Diese Worte waren eine klare Kampfansage gegenüber dem Wohlfahrtsstaat.
In den Folgejahren kam es mit der „Agenda 2010“ unter der rot-grünen Bundesregierung zu einem Paradigmenwechsel und zu einem bis heute mit Abstand tiefsten Einschnitt in das deutsche Sozialmodelles.
Welche Folgen, welche Verhältnisse, welche Rechtsprechungen und welche Spannungen sich zehn Jahre nach der Einführung ergeben, möchten wir heute gemeinsam mit Ihnen diskutieren.
Dazu darf ich recht herzlich begrüßen:
Prof. Dr. Klaus Dörre vom Institut für Soziologie an der Friedrich-Schiller-Universität Jena.
Meine geschätzte Kollegin Susanne Schaper, als Leiterin des Arbeitskreises I – Soziales, Familie, Verbraucherschutz, Gesundheit, Inklusion und Jugend sowie Sprecherin für Sozialpolitik der Fraktion DIE LINKE im Sächsischen Landtag.
Frau Sabine Zimmermann, stellv. Fraktionsvorsitzende, Sprecherin für Arbeitsmarktpolitik
Frau Silke Brewig-Lange, Rechtsanwältin und Mediatorin aus Chemnitz und Dr.
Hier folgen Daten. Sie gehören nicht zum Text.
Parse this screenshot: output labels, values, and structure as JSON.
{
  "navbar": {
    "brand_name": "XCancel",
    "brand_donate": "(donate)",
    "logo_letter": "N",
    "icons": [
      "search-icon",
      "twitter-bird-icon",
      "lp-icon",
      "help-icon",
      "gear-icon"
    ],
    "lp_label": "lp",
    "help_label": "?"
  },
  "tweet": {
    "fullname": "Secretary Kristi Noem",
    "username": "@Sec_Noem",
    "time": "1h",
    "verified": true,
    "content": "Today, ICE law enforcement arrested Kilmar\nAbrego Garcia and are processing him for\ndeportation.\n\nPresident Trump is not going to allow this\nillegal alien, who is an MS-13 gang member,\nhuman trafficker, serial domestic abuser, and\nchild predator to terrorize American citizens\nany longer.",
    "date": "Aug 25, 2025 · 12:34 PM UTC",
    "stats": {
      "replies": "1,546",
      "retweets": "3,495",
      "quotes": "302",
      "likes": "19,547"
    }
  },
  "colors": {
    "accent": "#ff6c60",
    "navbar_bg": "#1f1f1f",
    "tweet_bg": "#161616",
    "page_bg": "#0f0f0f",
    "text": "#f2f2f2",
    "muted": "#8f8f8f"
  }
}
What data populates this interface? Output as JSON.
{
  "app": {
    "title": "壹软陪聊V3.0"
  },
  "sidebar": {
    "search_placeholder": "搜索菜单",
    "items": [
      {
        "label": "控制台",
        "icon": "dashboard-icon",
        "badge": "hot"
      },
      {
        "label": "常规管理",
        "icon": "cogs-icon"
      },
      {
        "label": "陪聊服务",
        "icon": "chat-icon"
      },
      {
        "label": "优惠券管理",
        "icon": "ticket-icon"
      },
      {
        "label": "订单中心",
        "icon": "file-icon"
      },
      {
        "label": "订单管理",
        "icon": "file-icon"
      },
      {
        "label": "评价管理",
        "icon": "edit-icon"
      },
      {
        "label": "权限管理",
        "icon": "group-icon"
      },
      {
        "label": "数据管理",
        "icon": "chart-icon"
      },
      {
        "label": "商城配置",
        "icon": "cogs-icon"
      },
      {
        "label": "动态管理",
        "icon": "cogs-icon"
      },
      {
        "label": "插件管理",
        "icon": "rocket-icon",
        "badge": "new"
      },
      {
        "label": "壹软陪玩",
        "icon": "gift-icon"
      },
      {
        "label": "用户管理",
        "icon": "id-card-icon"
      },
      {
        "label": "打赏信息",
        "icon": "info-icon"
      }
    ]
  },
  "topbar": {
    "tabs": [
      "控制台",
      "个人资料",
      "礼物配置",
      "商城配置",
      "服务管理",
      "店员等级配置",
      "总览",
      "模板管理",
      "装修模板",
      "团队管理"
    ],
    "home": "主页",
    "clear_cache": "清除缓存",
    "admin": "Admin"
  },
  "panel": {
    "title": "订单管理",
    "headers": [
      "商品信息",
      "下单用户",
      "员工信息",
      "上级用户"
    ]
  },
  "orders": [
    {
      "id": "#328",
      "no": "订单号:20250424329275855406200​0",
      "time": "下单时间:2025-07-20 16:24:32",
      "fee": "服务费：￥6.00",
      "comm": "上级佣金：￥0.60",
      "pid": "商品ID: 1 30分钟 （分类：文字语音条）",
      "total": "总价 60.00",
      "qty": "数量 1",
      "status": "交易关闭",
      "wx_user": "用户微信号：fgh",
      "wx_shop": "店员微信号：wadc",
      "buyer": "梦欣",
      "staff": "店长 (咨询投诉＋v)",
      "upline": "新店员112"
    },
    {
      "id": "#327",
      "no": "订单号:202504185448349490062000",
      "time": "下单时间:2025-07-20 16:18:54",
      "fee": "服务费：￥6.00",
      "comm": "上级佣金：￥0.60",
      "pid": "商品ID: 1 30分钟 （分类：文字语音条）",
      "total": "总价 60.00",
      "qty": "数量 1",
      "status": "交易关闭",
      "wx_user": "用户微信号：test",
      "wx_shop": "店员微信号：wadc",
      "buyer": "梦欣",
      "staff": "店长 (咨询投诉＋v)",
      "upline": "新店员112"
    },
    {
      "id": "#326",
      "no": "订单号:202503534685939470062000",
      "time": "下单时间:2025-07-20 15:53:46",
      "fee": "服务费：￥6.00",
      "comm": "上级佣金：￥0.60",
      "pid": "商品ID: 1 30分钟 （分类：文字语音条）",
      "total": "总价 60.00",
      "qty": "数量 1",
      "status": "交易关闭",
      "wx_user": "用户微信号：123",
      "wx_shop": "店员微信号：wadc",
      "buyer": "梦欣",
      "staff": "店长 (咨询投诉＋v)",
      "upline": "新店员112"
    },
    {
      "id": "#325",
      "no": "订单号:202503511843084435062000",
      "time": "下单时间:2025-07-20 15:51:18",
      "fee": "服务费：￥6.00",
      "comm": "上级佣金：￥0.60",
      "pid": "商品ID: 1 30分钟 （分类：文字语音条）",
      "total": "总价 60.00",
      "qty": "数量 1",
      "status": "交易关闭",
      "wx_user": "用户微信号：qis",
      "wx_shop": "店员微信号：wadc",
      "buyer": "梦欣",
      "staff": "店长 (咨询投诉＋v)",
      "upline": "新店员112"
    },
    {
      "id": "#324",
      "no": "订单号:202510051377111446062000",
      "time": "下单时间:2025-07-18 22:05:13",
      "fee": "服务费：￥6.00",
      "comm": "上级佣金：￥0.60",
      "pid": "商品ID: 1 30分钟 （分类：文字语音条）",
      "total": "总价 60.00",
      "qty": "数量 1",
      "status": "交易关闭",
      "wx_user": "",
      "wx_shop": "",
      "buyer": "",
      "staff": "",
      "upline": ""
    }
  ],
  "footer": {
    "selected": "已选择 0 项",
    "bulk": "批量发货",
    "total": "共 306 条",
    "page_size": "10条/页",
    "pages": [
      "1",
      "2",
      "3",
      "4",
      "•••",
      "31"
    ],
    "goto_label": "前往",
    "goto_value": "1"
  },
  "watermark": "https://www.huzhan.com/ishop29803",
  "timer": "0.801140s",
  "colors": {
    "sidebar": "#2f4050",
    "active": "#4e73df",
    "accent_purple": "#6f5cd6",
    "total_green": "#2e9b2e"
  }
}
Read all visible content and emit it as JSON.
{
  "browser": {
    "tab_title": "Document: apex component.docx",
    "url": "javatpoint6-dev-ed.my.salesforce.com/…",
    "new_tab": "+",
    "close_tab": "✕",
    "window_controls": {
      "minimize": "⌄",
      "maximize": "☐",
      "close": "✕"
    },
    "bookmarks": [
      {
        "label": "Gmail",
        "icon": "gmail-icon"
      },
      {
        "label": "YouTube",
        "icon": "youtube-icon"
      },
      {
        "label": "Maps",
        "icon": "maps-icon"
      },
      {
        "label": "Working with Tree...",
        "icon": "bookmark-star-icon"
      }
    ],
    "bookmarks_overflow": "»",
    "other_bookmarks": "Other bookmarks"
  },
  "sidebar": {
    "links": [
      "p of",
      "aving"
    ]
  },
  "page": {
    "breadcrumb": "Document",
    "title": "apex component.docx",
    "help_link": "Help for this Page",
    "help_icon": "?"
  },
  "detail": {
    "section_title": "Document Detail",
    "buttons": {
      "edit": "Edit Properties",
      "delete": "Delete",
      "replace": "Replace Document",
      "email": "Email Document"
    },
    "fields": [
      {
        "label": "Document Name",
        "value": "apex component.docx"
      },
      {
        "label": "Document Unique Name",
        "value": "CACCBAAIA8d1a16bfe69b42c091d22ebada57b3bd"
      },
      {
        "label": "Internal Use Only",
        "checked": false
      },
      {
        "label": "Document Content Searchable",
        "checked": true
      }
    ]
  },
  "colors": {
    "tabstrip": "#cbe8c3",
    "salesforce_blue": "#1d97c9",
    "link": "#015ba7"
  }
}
Rudolf Martens, Leiter Forschung der Paritätischen Forschungsstelle in Berlin.
Seien Sie herzlich Willkommen!!
Am 1. Januar 2005 trat das zentrale Gesetzgebungsverfahren zur Reform des Arbeitsmarktes — Hartz IV in Kraft.
Ziel war es, Zuständigkeiten und Leistungen für Erwerbslose in einer Hand zu vereinigen.
Mit Hartz IV wurde als zentrale Maßnahme die Arbeitslosenhilfe abgeschafft.
Begründet wurden die Maßnahmen mit der Entwicklung der Personalzusatzkosten sowie mit dem Duktus des „kleineren Übels“.
Das Proletariat sollte Dankbarkeit zeigen für einen Politikstil, durch den erstmalig nach dem 2. Weltkrieg eine für Millionen Menschen existenziell wichtige Sozialleistung abgeschafft wurde.
Auch die mit Hartz VI verbundenen Leistungskürzungen führten zu einem Bruch mit dem Prinzip der Lebensstandartsicherung.
Weniger als das Existenzminimum waren nun verbunden mit Zumutungen, wie die Einführung einer „Bedarfsgemeinschaft“, Bedürftigkeitsprüfungen und den Sanktionen.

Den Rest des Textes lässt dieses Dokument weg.